John positioned himself outside the doors of the PICU, peeking in the small window. Megan, still surrounded by nurses, remained on the bed, naked and unconscious, a tube or monitor attached to every limb. “Please, please, Megan, don’t die,” he said softly. “C’mon, Megs, don’t let go.” He felt dizzy and nauseous, and realized he was sweating. He took off his sweater and set it on a chair, and began to pace up and down the corridor, empty except for him.
When he looked in the window again, the nurses were still rushing around Megan. He noticed that she filled only the top quarter of the bed. Was she in pain? Was she suffering? It was unbearable to think of anything hurting his tiny daughter. “Dear God, please don’t let her suffer,” he began to pray, his nose pressed against the window. He remembered the certainty with which Dr. Slonim had described how quickly she would weaken over the next year.
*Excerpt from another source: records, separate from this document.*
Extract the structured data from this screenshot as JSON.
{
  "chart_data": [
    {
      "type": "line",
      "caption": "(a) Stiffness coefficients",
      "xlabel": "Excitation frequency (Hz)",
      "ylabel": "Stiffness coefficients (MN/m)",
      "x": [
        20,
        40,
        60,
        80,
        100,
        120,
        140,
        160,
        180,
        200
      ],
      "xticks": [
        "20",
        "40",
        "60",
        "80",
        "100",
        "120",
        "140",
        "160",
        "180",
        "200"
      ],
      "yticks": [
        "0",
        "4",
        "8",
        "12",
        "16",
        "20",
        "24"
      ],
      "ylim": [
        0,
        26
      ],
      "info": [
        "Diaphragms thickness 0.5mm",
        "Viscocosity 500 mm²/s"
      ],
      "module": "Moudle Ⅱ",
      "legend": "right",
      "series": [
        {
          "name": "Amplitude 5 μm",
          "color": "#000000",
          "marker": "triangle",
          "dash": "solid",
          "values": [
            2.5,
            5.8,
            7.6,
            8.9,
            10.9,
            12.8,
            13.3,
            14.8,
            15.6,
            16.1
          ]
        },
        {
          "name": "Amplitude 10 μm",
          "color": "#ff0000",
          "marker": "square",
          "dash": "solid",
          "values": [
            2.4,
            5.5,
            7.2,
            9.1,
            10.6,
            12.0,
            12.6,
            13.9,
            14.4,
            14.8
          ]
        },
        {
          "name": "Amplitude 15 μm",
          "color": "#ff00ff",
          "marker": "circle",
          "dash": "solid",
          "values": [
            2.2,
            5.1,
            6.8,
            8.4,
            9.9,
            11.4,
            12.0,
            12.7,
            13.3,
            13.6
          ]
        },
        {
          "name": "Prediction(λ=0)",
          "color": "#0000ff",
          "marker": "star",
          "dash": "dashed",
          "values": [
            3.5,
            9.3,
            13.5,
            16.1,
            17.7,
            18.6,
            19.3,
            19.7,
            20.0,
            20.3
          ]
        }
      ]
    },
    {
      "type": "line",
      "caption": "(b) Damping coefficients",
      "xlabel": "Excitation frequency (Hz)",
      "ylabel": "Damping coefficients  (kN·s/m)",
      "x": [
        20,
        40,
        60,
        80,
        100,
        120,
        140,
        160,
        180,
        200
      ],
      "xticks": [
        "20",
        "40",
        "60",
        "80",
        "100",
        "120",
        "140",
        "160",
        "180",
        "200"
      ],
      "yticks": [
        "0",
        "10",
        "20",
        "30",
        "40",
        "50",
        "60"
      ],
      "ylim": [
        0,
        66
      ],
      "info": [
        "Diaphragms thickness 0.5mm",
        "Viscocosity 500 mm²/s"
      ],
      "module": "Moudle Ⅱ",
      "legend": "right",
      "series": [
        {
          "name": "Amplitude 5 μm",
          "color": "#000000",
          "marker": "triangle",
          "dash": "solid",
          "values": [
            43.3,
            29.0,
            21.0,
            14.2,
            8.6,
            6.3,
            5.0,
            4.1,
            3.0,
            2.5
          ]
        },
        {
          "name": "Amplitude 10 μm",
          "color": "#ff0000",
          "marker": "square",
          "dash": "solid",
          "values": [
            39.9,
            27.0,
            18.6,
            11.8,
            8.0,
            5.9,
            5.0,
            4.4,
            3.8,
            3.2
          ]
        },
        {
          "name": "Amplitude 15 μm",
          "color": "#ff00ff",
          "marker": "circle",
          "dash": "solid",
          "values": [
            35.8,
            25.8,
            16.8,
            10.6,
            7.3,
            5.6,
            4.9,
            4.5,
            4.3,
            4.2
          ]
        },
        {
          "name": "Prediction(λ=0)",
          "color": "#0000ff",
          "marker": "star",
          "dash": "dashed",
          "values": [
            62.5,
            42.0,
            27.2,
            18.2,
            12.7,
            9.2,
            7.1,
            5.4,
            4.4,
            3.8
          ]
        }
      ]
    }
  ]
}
Maybe it was better that she should die now rather than endure more suffering.
It was the hardest thing he’d ever said, but he forced the words through his numbed lips: “God, please don’t let her suffer anymore. If death is inevitable, let it come.”
With a start, he realized he couldn’t see Megan any longer. He was crying so hard the window had fogged. He wiped the window with a handkerchief and began pacing the corridor again.
Even if death was best for Megan, how would Aileen ever endure the loss? As husband and father, as the parent who was there, he’d have to be the one to tell her. What could he say that wouldn’t break her already battered heart? Should he say, “Honey, Megan died this morning—there was nothing you, or anyone, could have done”? Just thinking the words made him ache with misery. Maybe he would say, “Honey, Megan loved you very much, and you did everything you could, and now she’s at peace.” Would he even be able to get a single word out when he saw Aileen’s face?